When it takes 22 seconds to apply the Hann function to ~1000 bins
In my progress to convert the Jamaisvu library to use CUDA, I've been experimenting a lot with the calculation of several key components. The first thing you have to do in order to perform the FFTs and then the peak finding, is to apply a Hann Function to your data in your bins. Since this is just component-wise vector multiplication, it is a perfect case for using our GPU to compute this for us. I.e. Compute each point of data in our data bin in parallel.
When I first wrote the code to do this it took 22 seconds on average, and I had no idea why. My first assumption was that this was being caused by the memory transfer of my bins to and from the GPU and host. For this song that I'm using as a test, this is about 1000 bins, and therefore 1000 two-way transfers for 2 channels, which gives us roughly 4000 memory copies. This seems like a lot, and since this is my first time messing with GPU compute, it seemed reasonable. Therefore, if the speed of my Hanning is being limited by the number of memory transfers, then if I increase my bin size and therefore decrease the number of bins which decreases the number of memory transfers, my speed should increase more-or-less linearly. So, I quadrupled my bin size and how did I results look you might ask? It took 22 seconds. No amount of playing with this, expect for extreme cases of making the bin size very very small, changed the time in any substantial manner.
I also started to notice that my CPU usage was pegged at 100% for these runs. At first I thought this was maybe due to memory transfers, but further investigation told me that with a bin size of 32.78kB and with my 750m's memory transfer rate between host and GPU of ~6.3GB/s told me that, probably, this was not the bottleneck. So, I began to place:
throughout my code...
Eventually, after finding out that a lot of my code like splitting channels and such runs quite fast (10^-5 s), I found that generating the Hann Function in a numpy array which equalled the length of my bin, took roughly 0.01 seconds. I do some quick maths: 0.01*1000 = 10 seconds, and given then variable size which start to stray near 0.02 seconds to compute, I could quickly see where my 22 second runtime was coming from and why my CPU was pegged at 100%. "Okay, Great" I thought. I will just simply put the Hann function in the kernel code so that each thread of the GPU also executes one value of the Hann function. ...this didn't work out so well.

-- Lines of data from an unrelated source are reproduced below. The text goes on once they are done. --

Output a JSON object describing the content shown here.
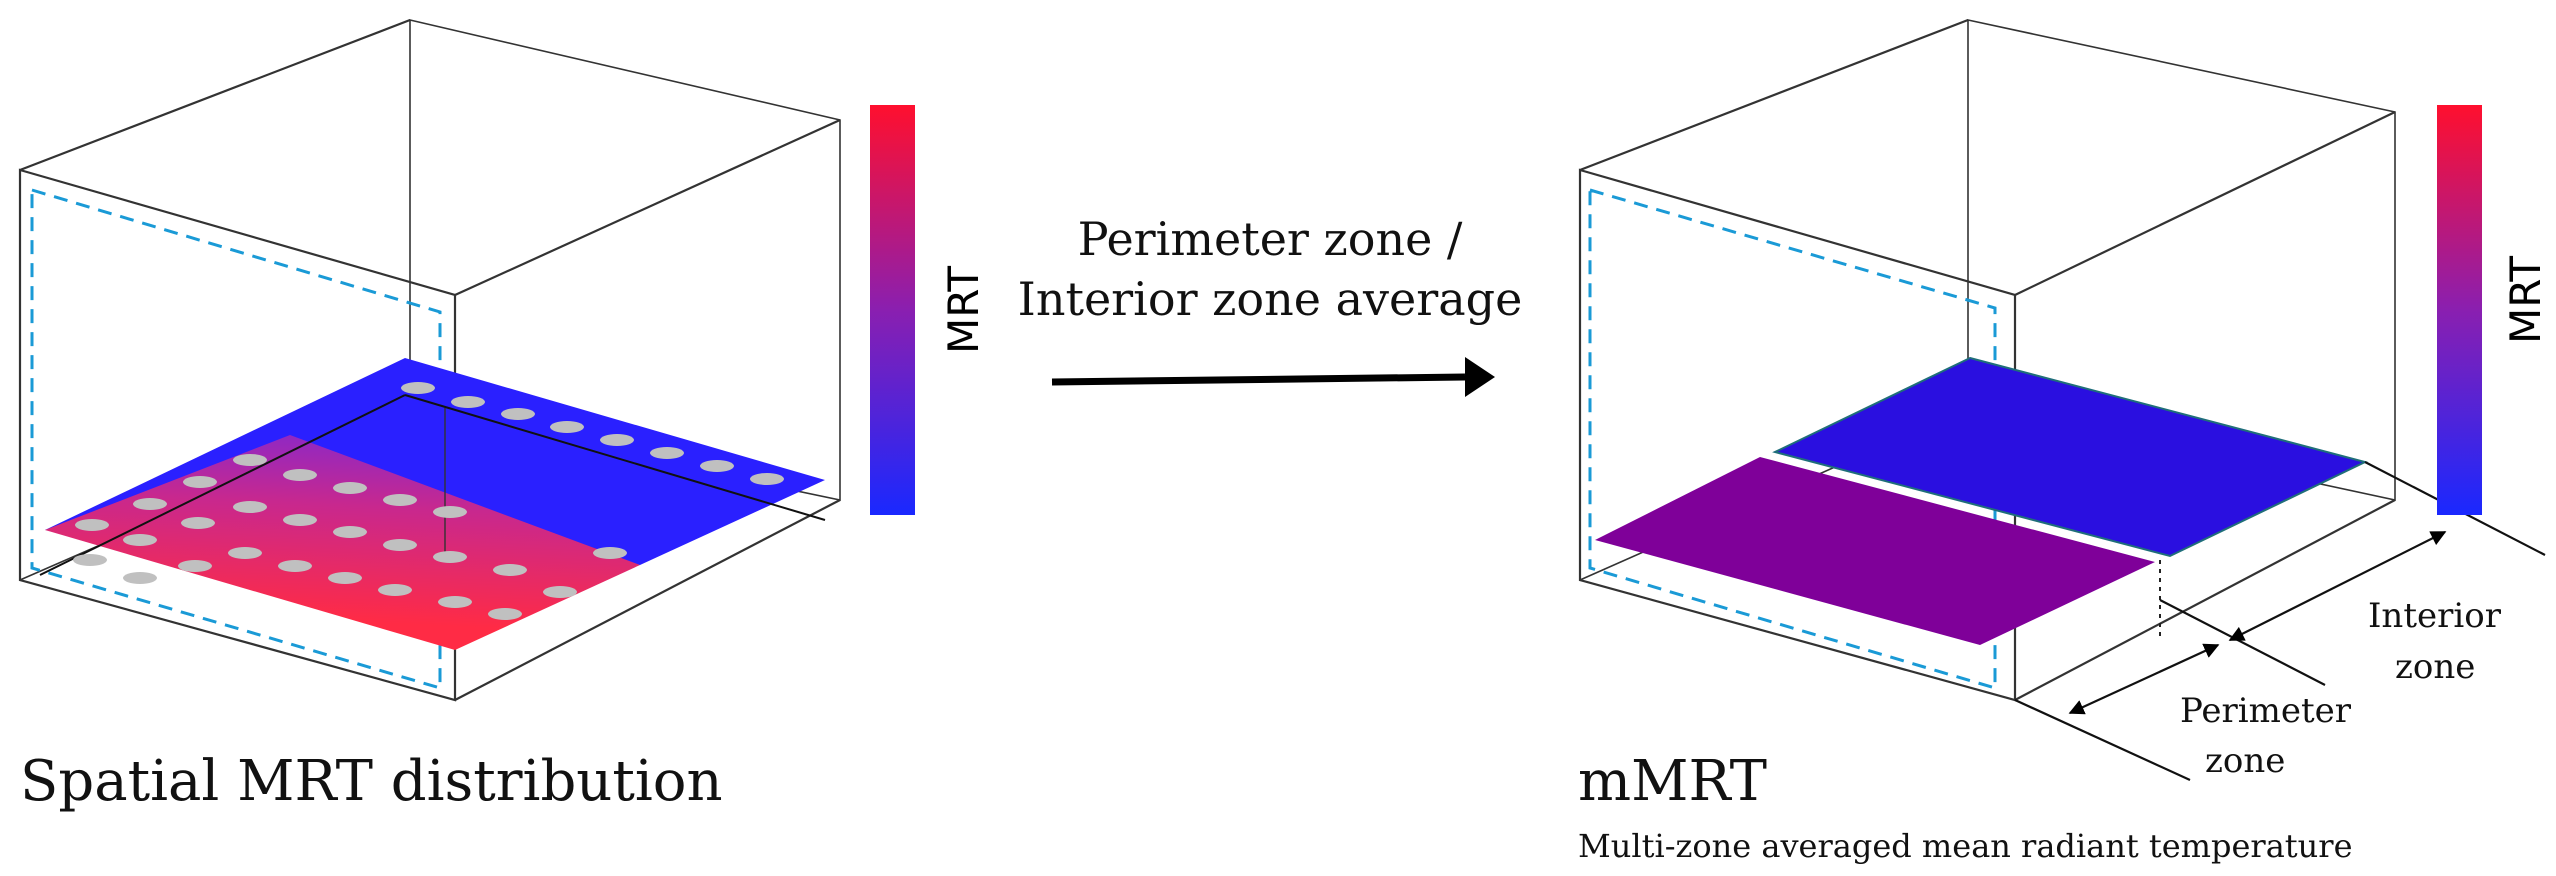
{
  "left_panel": {
    "caption": "Spatial MRT distribution",
    "colorbar_label": "MRT",
    "colors": {
      "low": "#2a20ff",
      "high": "#ff1f3c",
      "sensor": "#bdbdbd",
      "window_outline": "#1a9ad6"
    }
  },
  "transition": {
    "line1": "Perimeter zone /",
    "line2": "Interior zone average"
  },
  "right_panel": {
    "title": "mMRT",
    "subtitle": "Multi-zone averaged mean radiant temperature",
    "colorbar_label": "MRT",
    "interior_label_1": "Interior",
    "interior_label_2": "zone",
    "perimeter_label_1": "Perimeter",
    "perimeter_label_2": "zone",
    "colors": {
      "interior_zone": "#2a0fe0",
      "perimeter_zone": "#7f0099",
      "window_outline": "#1a9ad6"
    }
  }
}
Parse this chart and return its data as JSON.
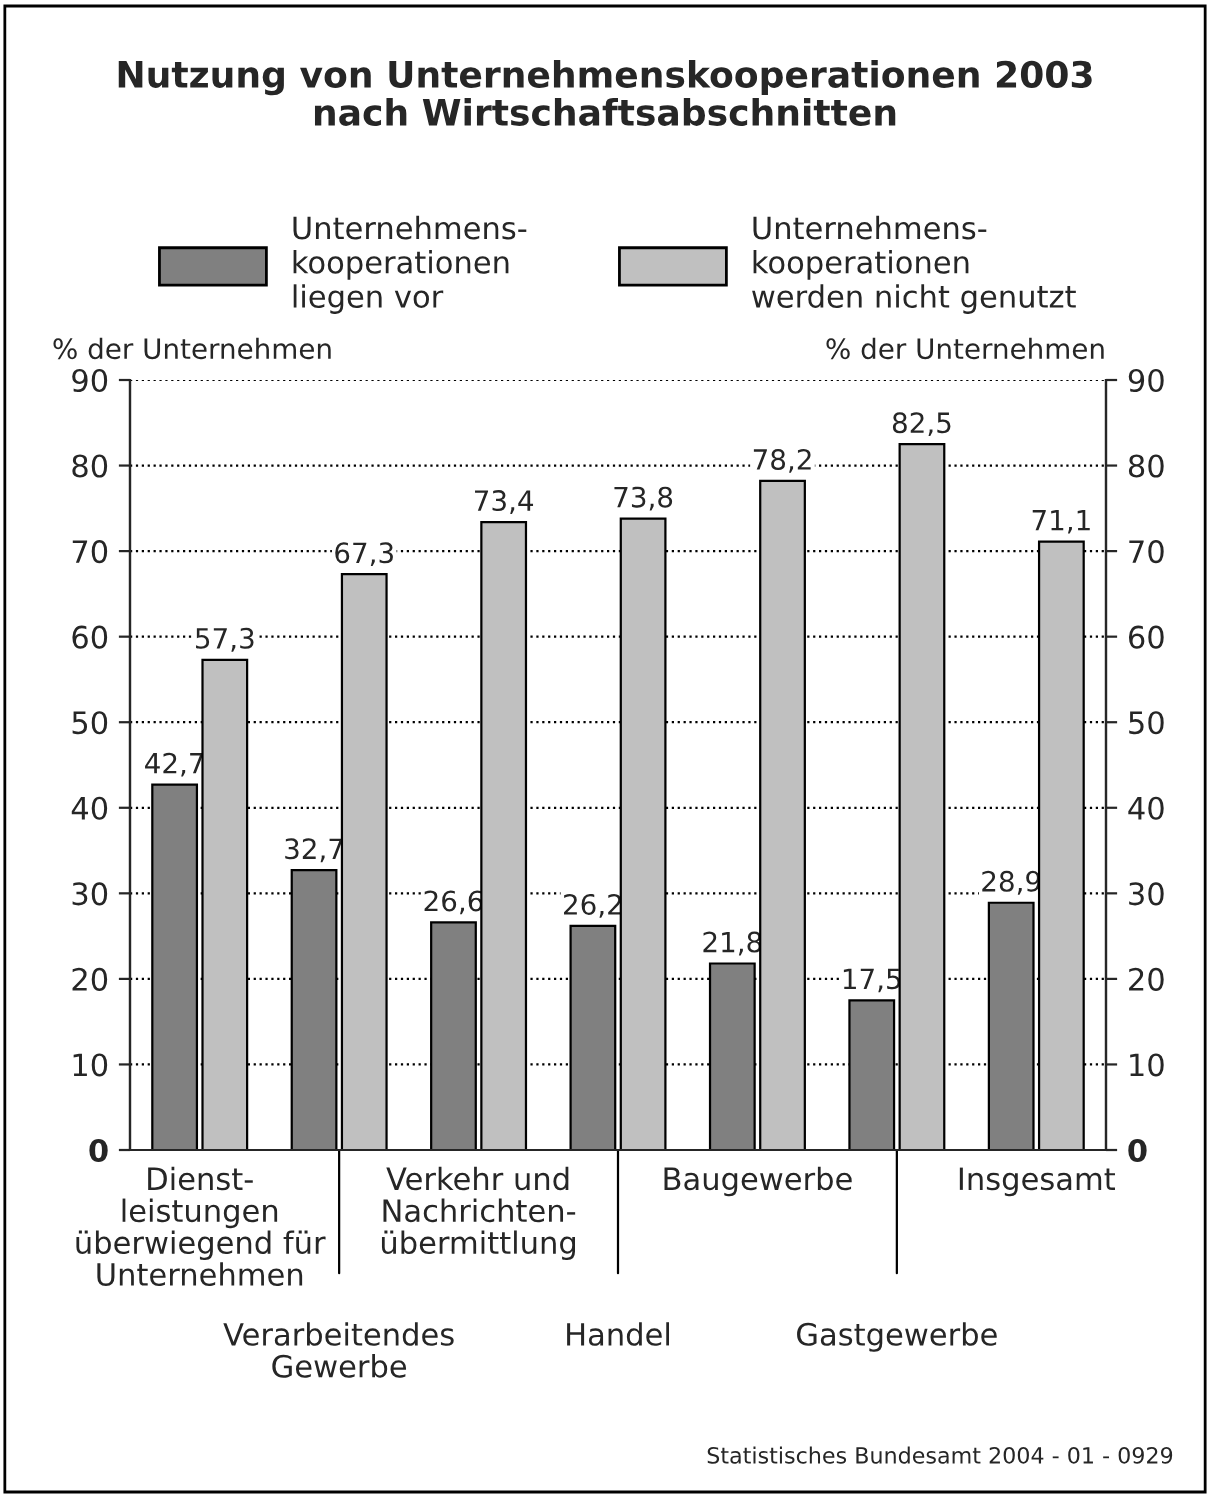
{
  "chart_data": {
    "type": "bar",
    "title": "Nutzung von Unternehmenskooperationen 2003\nnach Wirtschaftsabschnitten",
    "categories": [
      "Dienst-\nleistungen\nüberwiegend für\nUnternehmen",
      "Verarbeitendes\nGewerbe",
      "Verkehr und\nNachrichten-\nübermittlung",
      "Handel",
      "Baugewerbe",
      "Gastgewerbe",
      "Insgesamt"
    ],
    "series": [
      {
        "name": "Unternehmens-\nkooperationen\nliegen vor",
        "color": "#808080",
        "values": [
          42.7,
          32.7,
          26.6,
          26.2,
          21.8,
          17.5,
          28.9
        ],
        "value_labels": [
          "42,7",
          "32,7",
          "26,6",
          "26,2",
          "21,8",
          "17,5",
          "28,9"
        ]
      },
      {
        "name": "Unternehmens-\nkooperationen\nwerden nicht genutzt",
        "color": "#c0c0c0",
        "values": [
          57.3,
          67.3,
          73.4,
          73.8,
          78.2,
          82.5,
          71.1
        ],
        "value_labels": [
          "57,3",
          "67,3",
          "73,4",
          "73,8",
          "78,2",
          "82,5",
          "71,1"
        ]
      }
    ],
    "ylabel": "% der Unternehmen",
    "y2label": "% der Unternehmen",
    "ylim": [
      0,
      90
    ],
    "yticks": [
      0,
      10,
      20,
      30,
      40,
      50,
      60,
      70,
      80,
      90
    ],
    "y2lim": [
      0,
      90
    ],
    "y2ticks": [
      0,
      10,
      20,
      30,
      40,
      50,
      60,
      70,
      80,
      90
    ],
    "grid": "y",
    "legend": "top",
    "annotations": [
      "Statistisches Bundesamt 2004 - 01 - 0929"
    ]
  }
}
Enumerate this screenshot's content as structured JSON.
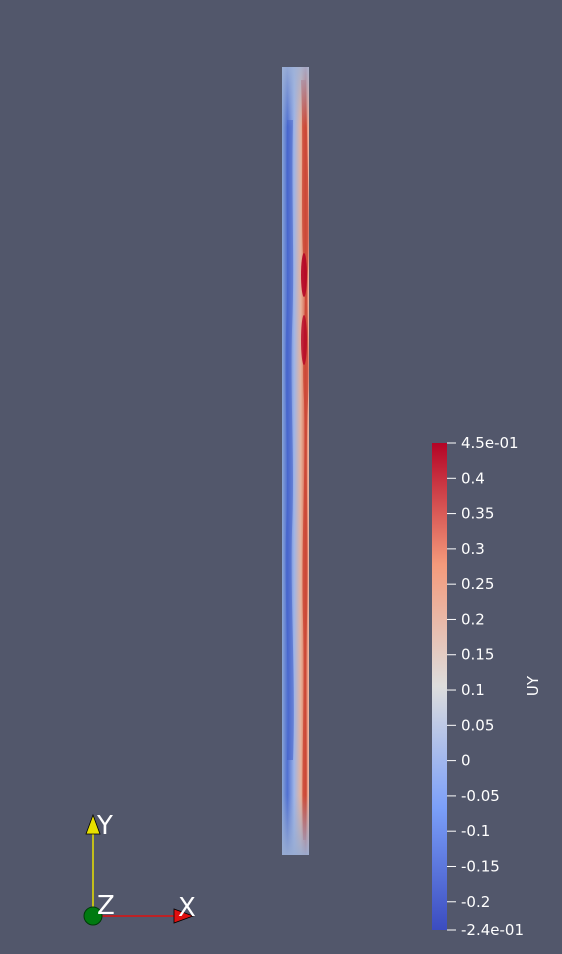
{
  "colorbar": {
    "title": "UY",
    "ticks": [
      "4.5e-01",
      "0.4",
      "0.35",
      "0.3",
      "0.25",
      "0.2",
      "0.15",
      "0.1",
      "0.05",
      "0",
      "-0.05",
      "-0.1",
      "-0.15",
      "-0.2",
      "-2.4e-01"
    ],
    "range": [
      -0.24,
      0.45
    ],
    "colormap": [
      "#3b4cc0",
      "#7b9ff9",
      "#dddddd",
      "#f49a7b",
      "#b40426"
    ]
  },
  "axes": {
    "x_label": "X",
    "y_label": "Y",
    "z_label": "Z",
    "x_color": "#e01010",
    "y_color": "#e8e000",
    "z_color": "#007a10"
  },
  "background_color": "#52576b"
}
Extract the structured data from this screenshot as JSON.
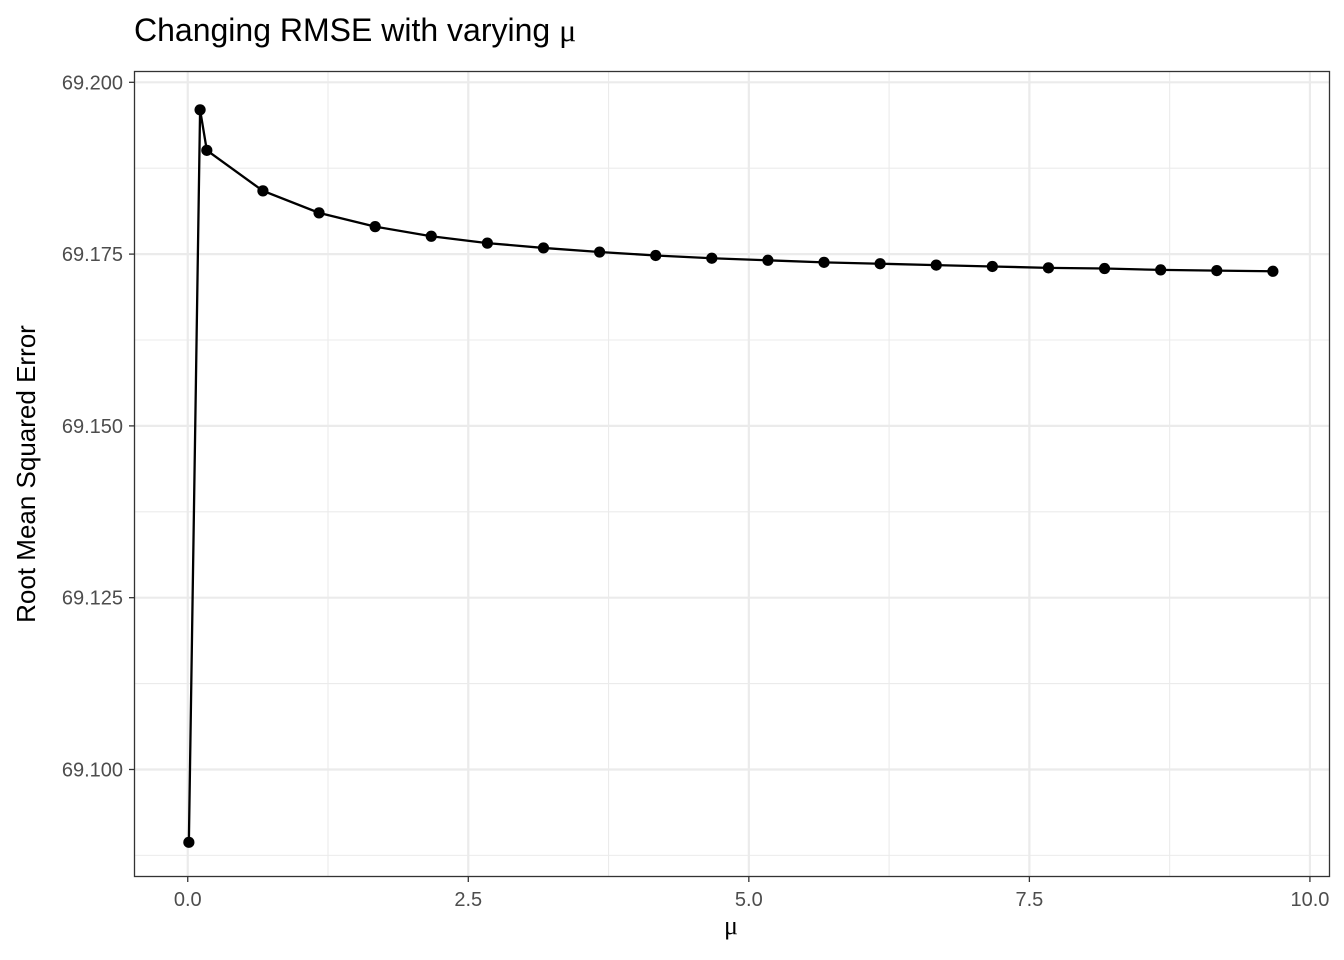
{
  "chart_data": {
    "type": "line",
    "title_prefix": "Changing RMSE with varying ",
    "title_symbol": "μ",
    "xlabel": "μ",
    "ylabel": "Root Mean Squared Error",
    "xlim": [
      -0.47,
      10.17
    ],
    "ylim": [
      69.0845,
      69.2015
    ],
    "x_ticks": [
      0.0,
      2.5,
      5.0,
      7.5,
      10.0
    ],
    "x_tick_labels": [
      "0.0",
      "2.5",
      "5.0",
      "7.5",
      "10.0"
    ],
    "y_ticks": [
      69.1,
      69.125,
      69.15,
      69.175,
      69.2
    ],
    "y_tick_labels": [
      "69.100",
      "69.125",
      "69.150",
      "69.175",
      "69.200"
    ],
    "grid": true,
    "legend": "none",
    "colors": {
      "line": "#000000",
      "points": "#000000",
      "grid": "#ebebeb",
      "border": "#333333",
      "tick_text": "#4d4d4d"
    },
    "series": [
      {
        "x": [
          0.01,
          0.11,
          0.17,
          0.67,
          1.17,
          1.67,
          2.17,
          2.67,
          3.17,
          3.67,
          4.17,
          4.67,
          5.17,
          5.67,
          6.17,
          6.67,
          7.17,
          7.67,
          8.17,
          8.67,
          9.17,
          9.67
        ],
        "y": [
          69.0894,
          69.196,
          69.1901,
          69.1842,
          69.181,
          69.179,
          69.1776,
          69.1766,
          69.1759,
          69.1753,
          69.1748,
          69.1744,
          69.1741,
          69.1738,
          69.1736,
          69.1734,
          69.1732,
          69.173,
          69.1729,
          69.1727,
          69.1726,
          69.1725
        ]
      }
    ]
  }
}
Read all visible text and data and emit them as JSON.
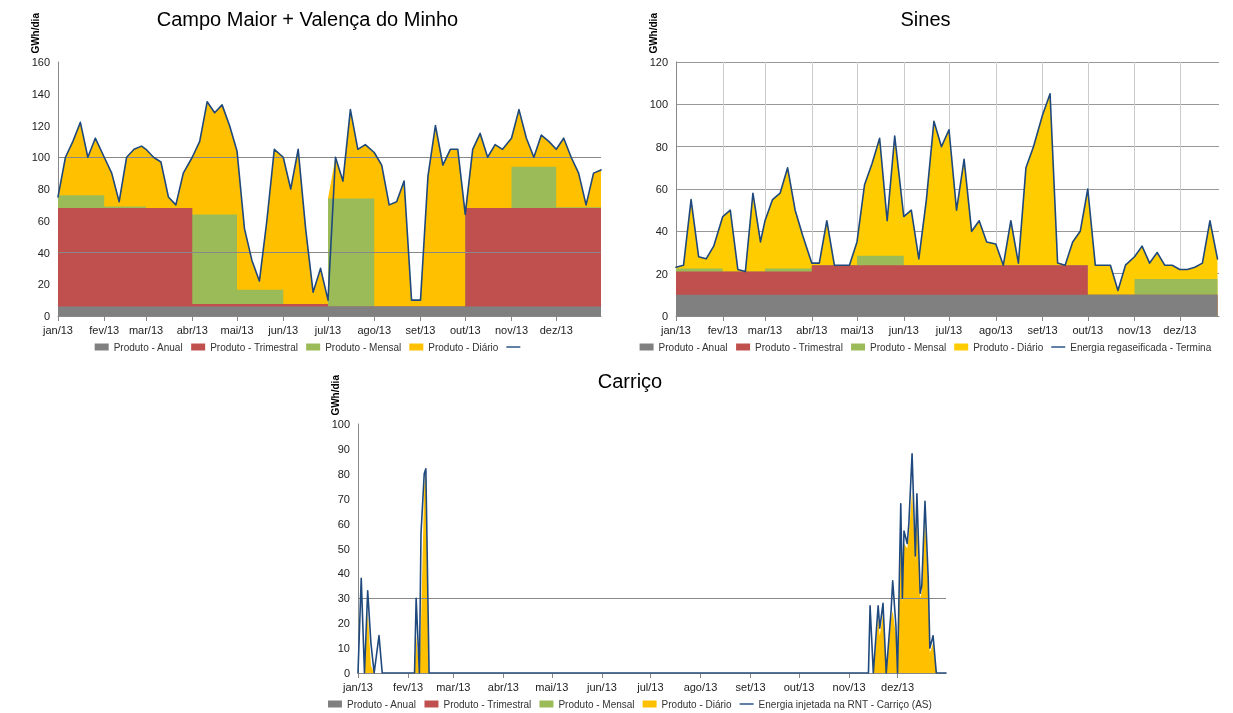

It wasn't until about an hour later, and a bit past midnight that it dawned on my that the Hann function never changes over the course of my calculations since the bin size remains constant. Now, I simply calculate the Hann function once in the beginning and pass this pre-computed array to the GPU when its needed. This step only takes 0.01 seconds, and its fine to compute once. The runtime after this change: 1 second. Quite the improvement!